Sie berichtete: „Das Wakenitz-Wasser war auf den ersten Kilometern so sauber und klar, dass ich während des Schwimmens immer mal wieder einen kleinen Schluck genommen und mir so fast die Verpflegung gespart habe.“

Bei den Viererstaffeln fiel die Entscheidung auch erst auf der Schlussetappe: „Lokomotive Troja“ hatte mit Ina Ziegler, Angela Delissen, Rainer Fritsche und Michael Prüfert mit 3:08:58 Std. am Ende nur 100 m Vorsprung vor dem Feuerwehrsportclub Lübeck (3:10:32) mit Torge Selle, Vanessa Martens, Fabian Kemeny und David Ellebrecht. Dritter wurde „Ping Julien“ (3:18:45) mit Larissa Wassmann, Frank Rauchfuß, Linda Pump und Vincent Gabalda.

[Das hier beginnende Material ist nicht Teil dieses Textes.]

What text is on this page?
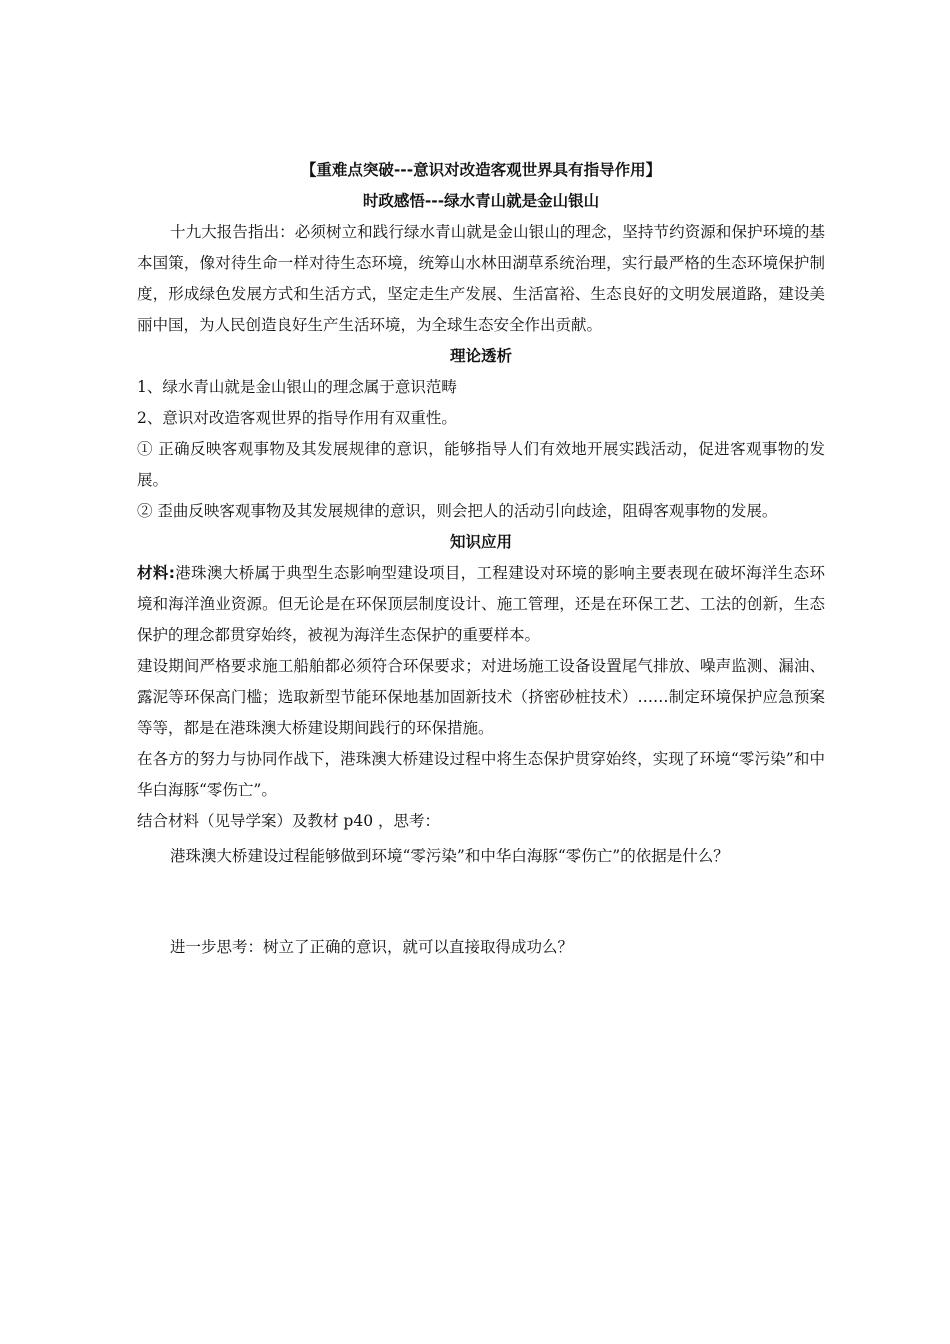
【重难点突破---意识对改造客观世界具有指导作用】
时政感悟---绿水青山就是金山银山

十九大报告指出：必须树立和践行绿水青山就是金山银山的理念，坚持节约资源和保护环境的基本国策，像对待生命一样对待生态环境，统筹山水林田湖草系统治理，实行最严格的生态环境保护制度，形成绿色发展方式和生活方式，坚定走生产发展、生活富裕、生态良好的文明发展道路，建设美丽中国，为人民创造良好生产生活环境，为全球生态安全作出贡献。

理论透析

1、绿水青山就是金山银山的理念属于意识范畴

2、意识对改造客观世界的指导作用有双重性。

① 正确反映客观事物及其发展规律的意识，能够指导人们有效地开展实践活动，促进客观事物的发展。

② 歪曲反映客观事物及其发展规律的意识，则会把人的活动引向歧途，阻碍客观事物的发展。

知识应用

材料:港珠澳大桥属于典型生态影响型建设项目，工程建设对环境的影响主要表现在破坏海洋生态环境和海洋渔业资源。但无论是在环保顶层制度设计、施工管理，还是在环保工艺、工法的创新，生态保护的理念都贯穿始终，被视为海洋生态保护的重要样本。

建设期间严格要求施工船舶都必须符合环保要求；对进场施工设备设置尾气排放、噪声监测、漏油、露泥等环保高门槛；选取新型节能环保地基加固新技术（挤密砂桩技术）……制定环境保护应急预案等等，都是在港珠澳大桥建设期间践行的环保措施。

在各方的努力与协同作战下，港珠澳大桥建设过程中将生态保护贯穿始终，实现了环境“零污染”和中华白海豚“零伤亡”。

结合材料（见导学案）及教材 p40 ，思考：

港珠澳大桥建设过程能够做到环境“零污染”和中华白海豚“零伤亡”的依据是什么？

进一步思考：树立了正确的意识，就可以直接取得成功么？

Als sich um 15 Uhr das Naturbad nach der Siegerehrung so allmählich leerte, kam auch Orga-Chef Frank Schröder etwas zur Ruhe und befand: „177 Finisher, da können wir sehr zufrieden sein. Besonders bei den Rettungskräften und vielen Helfern möchte ich mich bedanken.“ Und dass auf den Urkunden noch die Jahreszahl 2015 prangte, rief bei dieser rundum gelungenen Veranstaltung lediglich kollektives Schmunzeln hervor.